Nouvelles frontières

L’été magique de Vladimir Poutine

OPINION. Et si la Russie battait l’Espagne dimanche? Rien ne semble aujourd’hui impossible pour la Russie de Vladimir Poutine, écrit notre chroniqueur Frédéric Koller

Vladimir Poutine est en état de grâce. Depuis deux semaines, le monde entier a les yeux rivés sur la Russie pour assister à une Coupe du monde de football sans fausse note. Les stades sont magnifiques et bien remplis, l’accueil des Russes est à la hauteur de leur réputation d’hospitalité et l’équipe russe met des buts. Mais il y a bien plus que cela.

Depuis sa confortable élection pour un quatrième mandat, en mars dernier, le président russe engrange les succès. Sur le plan intérieur, l’opposition libérale et démocrate est atomisée, les ultranationalistes tenus en laisse, la kleptocratie mise en place par le président tient bien le pays. Et si les cours du pétrole – la matrice de l’économie russe – donne un coup de mou, Vladimir Poutine s’arrange avec l’Arabie saoudite pour les faire repartir à la hausse en serrant le robinet. L’horizon est dégagé, l’euphorie de la Coupe du monde permettant au passage de faire avaler les mesures impopulaires, comme une hausse de l’âge de la retraite.

Le monde se plie à son bon vouloir

Sur le plan international, le président a davantage encore de raisons d’être satisfait. C’est comme si, après une longue attente, le monde se pliait à son bon vouloir, le laissant récolter enfin les fruits de politiques engagées il y a plusieurs années de cela.

Au Proche-Orient, Moscou est ainsi parvenu à imposer sa Pax russiana grâce à ses victoires aux côtés de Bachar el-Assad pour reprendre le contrôle de la Syrie. Vladimir Poutine discute aujourd’hui avec toutes les puissances régionales – Iran, Arabie saoudite, Turquie et Israël – alors que les dernières poches de résistance au pouvoir syrien sont sur le point de céder. Il est en position d’arbitre.

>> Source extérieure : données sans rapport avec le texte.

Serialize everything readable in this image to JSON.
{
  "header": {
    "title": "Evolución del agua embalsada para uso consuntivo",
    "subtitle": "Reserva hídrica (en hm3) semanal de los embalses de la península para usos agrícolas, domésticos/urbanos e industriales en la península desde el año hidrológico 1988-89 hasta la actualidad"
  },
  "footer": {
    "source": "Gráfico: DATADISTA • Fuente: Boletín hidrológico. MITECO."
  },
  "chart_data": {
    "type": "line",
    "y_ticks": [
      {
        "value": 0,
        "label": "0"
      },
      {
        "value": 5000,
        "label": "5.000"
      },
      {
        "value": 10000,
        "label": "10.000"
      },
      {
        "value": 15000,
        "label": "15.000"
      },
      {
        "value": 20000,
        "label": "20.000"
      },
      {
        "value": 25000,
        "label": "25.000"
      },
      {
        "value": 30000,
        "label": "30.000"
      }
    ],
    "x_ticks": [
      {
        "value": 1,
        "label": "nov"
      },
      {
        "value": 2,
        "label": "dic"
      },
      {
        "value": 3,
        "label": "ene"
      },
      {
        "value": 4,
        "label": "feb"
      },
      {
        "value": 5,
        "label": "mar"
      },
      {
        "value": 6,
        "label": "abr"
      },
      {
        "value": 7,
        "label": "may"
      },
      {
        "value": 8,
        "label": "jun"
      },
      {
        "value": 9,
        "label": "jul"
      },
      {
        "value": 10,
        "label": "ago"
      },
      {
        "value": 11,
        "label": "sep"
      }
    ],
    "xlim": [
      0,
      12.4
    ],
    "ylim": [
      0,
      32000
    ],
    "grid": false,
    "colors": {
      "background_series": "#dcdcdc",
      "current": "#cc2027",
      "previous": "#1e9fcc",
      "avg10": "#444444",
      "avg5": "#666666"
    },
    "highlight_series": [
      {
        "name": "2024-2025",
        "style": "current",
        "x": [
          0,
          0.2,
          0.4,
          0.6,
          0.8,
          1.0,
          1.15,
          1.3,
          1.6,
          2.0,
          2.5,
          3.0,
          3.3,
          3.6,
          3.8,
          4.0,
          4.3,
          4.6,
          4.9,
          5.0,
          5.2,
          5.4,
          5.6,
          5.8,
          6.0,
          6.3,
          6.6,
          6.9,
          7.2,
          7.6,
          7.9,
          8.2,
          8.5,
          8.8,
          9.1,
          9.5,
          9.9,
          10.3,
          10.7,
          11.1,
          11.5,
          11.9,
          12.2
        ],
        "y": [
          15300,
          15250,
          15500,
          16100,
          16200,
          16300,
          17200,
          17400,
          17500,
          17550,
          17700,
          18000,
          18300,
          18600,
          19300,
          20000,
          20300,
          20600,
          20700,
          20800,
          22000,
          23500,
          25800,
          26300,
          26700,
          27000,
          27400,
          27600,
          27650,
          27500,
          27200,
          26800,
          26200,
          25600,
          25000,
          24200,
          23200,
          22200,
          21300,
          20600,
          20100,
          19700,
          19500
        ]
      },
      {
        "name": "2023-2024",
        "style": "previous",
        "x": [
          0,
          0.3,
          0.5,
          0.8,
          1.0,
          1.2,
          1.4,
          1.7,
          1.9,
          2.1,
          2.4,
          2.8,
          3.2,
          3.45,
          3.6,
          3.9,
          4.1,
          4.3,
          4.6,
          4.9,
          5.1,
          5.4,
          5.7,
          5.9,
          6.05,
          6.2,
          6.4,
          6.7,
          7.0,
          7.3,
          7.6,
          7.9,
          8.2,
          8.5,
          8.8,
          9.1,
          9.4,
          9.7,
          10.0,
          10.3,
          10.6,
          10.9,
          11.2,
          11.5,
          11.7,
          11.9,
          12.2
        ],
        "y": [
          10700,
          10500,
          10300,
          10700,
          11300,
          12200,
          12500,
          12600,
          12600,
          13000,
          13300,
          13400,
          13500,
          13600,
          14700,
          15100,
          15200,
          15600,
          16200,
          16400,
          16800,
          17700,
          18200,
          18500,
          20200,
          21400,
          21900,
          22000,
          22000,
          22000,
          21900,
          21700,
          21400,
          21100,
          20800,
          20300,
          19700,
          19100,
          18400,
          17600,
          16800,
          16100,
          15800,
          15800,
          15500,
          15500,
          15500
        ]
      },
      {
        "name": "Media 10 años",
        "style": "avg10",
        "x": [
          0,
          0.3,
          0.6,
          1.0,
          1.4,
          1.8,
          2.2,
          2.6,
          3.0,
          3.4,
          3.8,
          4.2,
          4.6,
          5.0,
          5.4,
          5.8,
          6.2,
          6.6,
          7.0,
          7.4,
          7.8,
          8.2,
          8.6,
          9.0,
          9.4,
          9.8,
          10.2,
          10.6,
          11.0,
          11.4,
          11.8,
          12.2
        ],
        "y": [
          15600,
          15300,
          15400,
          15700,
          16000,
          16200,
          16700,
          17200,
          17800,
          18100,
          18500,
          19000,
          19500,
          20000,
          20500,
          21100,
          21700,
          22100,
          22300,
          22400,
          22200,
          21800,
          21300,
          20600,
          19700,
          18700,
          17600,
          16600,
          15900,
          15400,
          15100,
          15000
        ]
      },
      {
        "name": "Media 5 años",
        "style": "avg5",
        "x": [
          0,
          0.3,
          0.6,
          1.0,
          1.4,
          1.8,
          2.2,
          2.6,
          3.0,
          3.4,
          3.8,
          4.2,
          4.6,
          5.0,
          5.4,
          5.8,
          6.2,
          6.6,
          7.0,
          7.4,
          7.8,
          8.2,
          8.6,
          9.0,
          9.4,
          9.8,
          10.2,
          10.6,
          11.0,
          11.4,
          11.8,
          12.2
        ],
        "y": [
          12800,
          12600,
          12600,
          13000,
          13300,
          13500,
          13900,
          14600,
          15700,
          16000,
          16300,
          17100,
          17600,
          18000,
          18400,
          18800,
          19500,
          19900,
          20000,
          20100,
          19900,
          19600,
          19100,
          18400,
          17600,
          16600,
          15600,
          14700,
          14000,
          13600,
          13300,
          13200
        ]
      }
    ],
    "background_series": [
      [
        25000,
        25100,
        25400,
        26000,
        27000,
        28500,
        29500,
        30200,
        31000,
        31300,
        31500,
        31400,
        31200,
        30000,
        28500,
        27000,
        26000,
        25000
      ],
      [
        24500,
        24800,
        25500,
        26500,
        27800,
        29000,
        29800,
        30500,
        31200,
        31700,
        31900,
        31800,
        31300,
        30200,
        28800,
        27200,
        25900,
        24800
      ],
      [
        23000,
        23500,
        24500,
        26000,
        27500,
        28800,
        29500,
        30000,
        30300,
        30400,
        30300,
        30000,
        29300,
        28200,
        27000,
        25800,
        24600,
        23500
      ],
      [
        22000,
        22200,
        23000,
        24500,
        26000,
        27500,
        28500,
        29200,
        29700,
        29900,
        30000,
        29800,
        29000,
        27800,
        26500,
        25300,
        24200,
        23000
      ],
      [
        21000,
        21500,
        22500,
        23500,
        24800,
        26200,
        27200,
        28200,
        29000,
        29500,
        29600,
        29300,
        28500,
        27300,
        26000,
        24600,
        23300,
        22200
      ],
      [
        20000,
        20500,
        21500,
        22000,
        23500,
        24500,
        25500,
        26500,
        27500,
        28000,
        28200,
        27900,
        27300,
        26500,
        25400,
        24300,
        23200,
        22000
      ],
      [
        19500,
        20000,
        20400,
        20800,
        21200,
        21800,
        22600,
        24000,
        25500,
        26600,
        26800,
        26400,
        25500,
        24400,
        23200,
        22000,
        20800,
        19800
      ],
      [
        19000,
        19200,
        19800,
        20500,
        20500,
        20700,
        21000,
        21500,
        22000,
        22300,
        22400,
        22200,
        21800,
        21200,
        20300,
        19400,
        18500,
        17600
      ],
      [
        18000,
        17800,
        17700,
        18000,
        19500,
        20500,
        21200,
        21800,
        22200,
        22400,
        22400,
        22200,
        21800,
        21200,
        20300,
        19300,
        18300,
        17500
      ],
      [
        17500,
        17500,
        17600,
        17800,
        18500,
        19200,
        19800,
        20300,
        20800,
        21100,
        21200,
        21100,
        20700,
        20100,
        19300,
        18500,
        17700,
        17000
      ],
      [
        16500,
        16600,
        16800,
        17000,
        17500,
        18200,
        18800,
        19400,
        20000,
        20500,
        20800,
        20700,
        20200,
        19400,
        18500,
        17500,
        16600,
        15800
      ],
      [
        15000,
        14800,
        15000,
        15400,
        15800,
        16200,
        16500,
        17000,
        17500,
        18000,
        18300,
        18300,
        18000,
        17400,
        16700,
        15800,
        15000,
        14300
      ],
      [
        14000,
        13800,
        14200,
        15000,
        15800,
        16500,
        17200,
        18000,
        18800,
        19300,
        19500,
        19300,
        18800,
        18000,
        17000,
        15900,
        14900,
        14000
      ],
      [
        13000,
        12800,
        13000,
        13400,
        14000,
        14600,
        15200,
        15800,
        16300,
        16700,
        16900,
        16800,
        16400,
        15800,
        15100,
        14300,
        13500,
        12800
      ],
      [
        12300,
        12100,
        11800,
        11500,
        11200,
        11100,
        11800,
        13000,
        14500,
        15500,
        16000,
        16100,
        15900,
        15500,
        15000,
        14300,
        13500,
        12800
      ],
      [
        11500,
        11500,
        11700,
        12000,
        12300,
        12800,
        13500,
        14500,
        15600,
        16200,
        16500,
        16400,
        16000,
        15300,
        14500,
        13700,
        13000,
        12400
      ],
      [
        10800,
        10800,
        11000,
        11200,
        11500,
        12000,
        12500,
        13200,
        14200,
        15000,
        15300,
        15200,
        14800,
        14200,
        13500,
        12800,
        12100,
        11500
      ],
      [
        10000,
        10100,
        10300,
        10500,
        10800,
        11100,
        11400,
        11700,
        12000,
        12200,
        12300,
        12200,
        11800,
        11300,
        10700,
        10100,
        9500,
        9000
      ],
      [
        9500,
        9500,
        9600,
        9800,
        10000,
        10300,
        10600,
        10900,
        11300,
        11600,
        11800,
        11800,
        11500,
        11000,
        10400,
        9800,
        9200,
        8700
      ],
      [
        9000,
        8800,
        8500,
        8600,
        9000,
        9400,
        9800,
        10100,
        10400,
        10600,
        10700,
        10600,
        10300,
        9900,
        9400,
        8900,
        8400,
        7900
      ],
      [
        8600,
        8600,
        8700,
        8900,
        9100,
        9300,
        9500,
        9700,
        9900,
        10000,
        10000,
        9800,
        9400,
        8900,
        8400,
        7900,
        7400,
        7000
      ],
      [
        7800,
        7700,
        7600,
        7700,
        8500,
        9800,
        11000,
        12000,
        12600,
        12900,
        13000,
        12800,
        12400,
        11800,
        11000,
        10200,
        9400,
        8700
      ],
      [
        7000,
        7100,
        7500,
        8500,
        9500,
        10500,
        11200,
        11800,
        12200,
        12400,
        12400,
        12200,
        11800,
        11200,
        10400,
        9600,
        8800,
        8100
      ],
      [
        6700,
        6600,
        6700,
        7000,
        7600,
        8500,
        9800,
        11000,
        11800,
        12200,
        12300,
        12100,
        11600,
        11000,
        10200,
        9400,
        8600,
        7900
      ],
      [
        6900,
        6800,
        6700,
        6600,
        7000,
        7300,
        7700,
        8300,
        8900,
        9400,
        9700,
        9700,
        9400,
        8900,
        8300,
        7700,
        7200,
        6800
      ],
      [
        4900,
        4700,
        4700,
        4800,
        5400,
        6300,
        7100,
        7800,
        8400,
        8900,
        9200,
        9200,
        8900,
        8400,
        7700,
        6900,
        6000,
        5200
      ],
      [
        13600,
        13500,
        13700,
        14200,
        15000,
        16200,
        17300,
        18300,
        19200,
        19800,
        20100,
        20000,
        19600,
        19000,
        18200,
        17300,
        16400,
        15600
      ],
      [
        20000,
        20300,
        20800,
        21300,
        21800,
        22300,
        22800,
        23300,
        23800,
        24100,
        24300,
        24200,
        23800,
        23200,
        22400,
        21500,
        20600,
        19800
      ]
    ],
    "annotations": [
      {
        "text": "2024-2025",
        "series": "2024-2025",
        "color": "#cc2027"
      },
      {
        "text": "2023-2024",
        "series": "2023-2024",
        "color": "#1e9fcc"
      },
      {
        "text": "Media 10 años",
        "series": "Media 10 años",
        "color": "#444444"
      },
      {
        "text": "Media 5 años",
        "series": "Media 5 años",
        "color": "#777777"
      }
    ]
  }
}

On parlera de réchauffement russo-américain, ce sera une bérézina pour l’Europe libérale

En Europe, le vent est tout aussi favorable. Si l’UE vient de reconduire ses sanctions contre Moscou pour son intervention en Ukraine, ce pourrait bien être le dernier baroud d’honneur des «européistes». Election après élection, Vladimir Poutine voit ses amis nationalistes s’installer au pouvoir, comme en Italie ou en Autriche, ou gagner en vigueur en Europe de l’Ouest. Ils rejoignent le camp des amis de la Russie à l’est, Hongrie en tête, ou au sud avec la Grèce.

En Asie, c’est encore mieux. Alors que le G7 implosait au Canada, Vladimir Poutine a pu afficher son unité de vue avec Xi Jinping lors d’une rencontre à Qingdao de l’Organisation de coopération de Shanghai, sorte de pendant est-asiatique de l’OTAN. La détente inter-coréenne est prometteuse, Moscou et Séoul rêvant déjà d’un nouvel axe de communication à travers la péninsule pour faire transiter le gaz russe. De passage à Moscou – pour voir son équipe éliminer l’Allemagne –, Moon Jae-in s’est lancé dans un éloge très apprécié des «valeurs eurasiennes» incarnées par la Russie de Poutine.

Grâce à l’ami Donald

Le plus positif vient toutefois des Etats-Unis. Au lendemain de la finale de la Coupe du monde, Vladimir Poutine rencontrera Donald Trump à Helsinki, lieu symbolique s’il en est pour signifier la volonté de détente entre les deux pays. Juste après un sommet de l’OTAN, que beaucoup d’Européens craignent de voir tourner au vinaigre, le président américain pourrait bien donner le coup de pouce final au chef du Kremlin en approuvant sa politique syrienne – et donc le triomphe de Bachar el-Assad – et en validant la mainmise de Moscou sur la Crimée. Pourquoi le ferait-il? Car Donald Trump partage avec Vladimir Poutine une lecture commune du monde avec le conservatisme chrétien, le souverainisme et le protectionnisme pour valeurs clés. On parlera de réchauffement russo-américain, ce sera une bérézina pour l’Europe libérale.

Que demander de plus? Une victoire dimanche contre l’Espagne. Pour la Russie de Poutine, tout semble aujourd’hui possible.